Beginning in 1950, Sid Caesar became the star of the live 90-minute weekly variety series Your Show of Shows, still considered one of the greatest comedy series of all time. It starred Caesar and Imogene Coca and had a writing staff that included Carl Reiner (who occasionally performed), Mel Brooks, Neil Simon and Mel Tokin. It was one of the 20 highest-rated shows on TV for three consecutive years and ran for nearly 140 episodes. The show went off the air in 1954.

After Your Show of Shows ended, Caesar continued to work on television. His first follow-up series, Caesar’s Hour, debuted in 1954 and ran until 1957. On its writing staff was Larry Gelbart, who would go on to create MASH. In the early ’60s, he starred on several television specials called Caesar Sees It, which eventually became the regular series The Sid Caesar Show, which ran from 1963 to 1964. Though he would continue to appear on television, it was the last regular series of which Caesar was the star.
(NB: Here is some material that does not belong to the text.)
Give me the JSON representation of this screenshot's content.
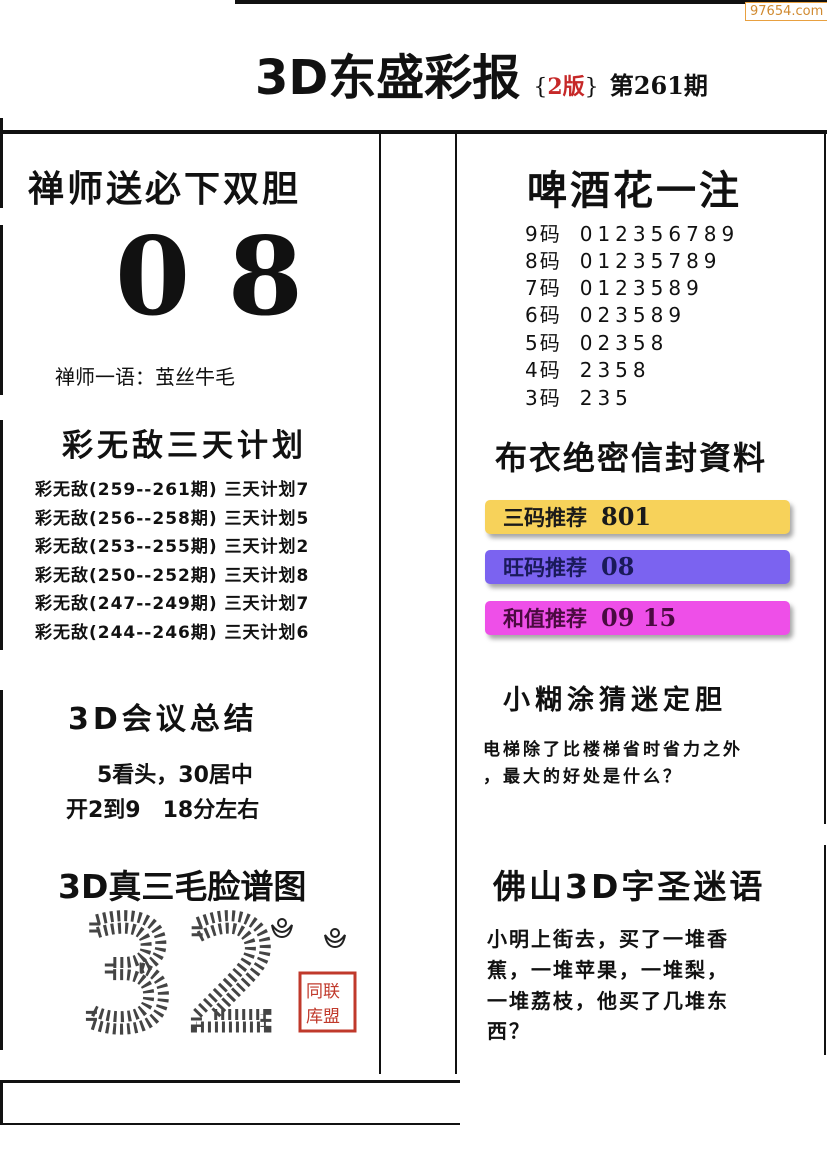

Ten sketches from show were adapted into a 1973 theatrical feature, Ten From Your Show of Shows.

Additional Facts

  • In addition to the Emmys for Your Show of Shows, Caesar was named the “Best Comedian on TV’ by Look magazine in 1951 and again in 1956.
  • Caesar was given his own star on the Hollywood Walk of Fame in 1960.
  • He was nominated for a Best Lead Actor Tony Award in 1963 for his performance in Little Me, which required him to play eight parts with 32 costume changes.
  • He has a lead role in the 1963 film It’s a Mad, Mad, Mad, Mad World, co-starring Jonathan Winters.
  • In 1985, he was inducted in the Television Academy Hall of Fame.
  • Caesar was given the Lifetime Achievement Award by the Television Broadcast Critics Association in 2011.
  • He struggled for years with an addiction of alcohol and sleeping pills, which he kicked in 1977.
  • Though he never wrote for Your Show of Shows as is often rumored, Woody Allen did write for several of Sid Caesar’s early television shows and specials.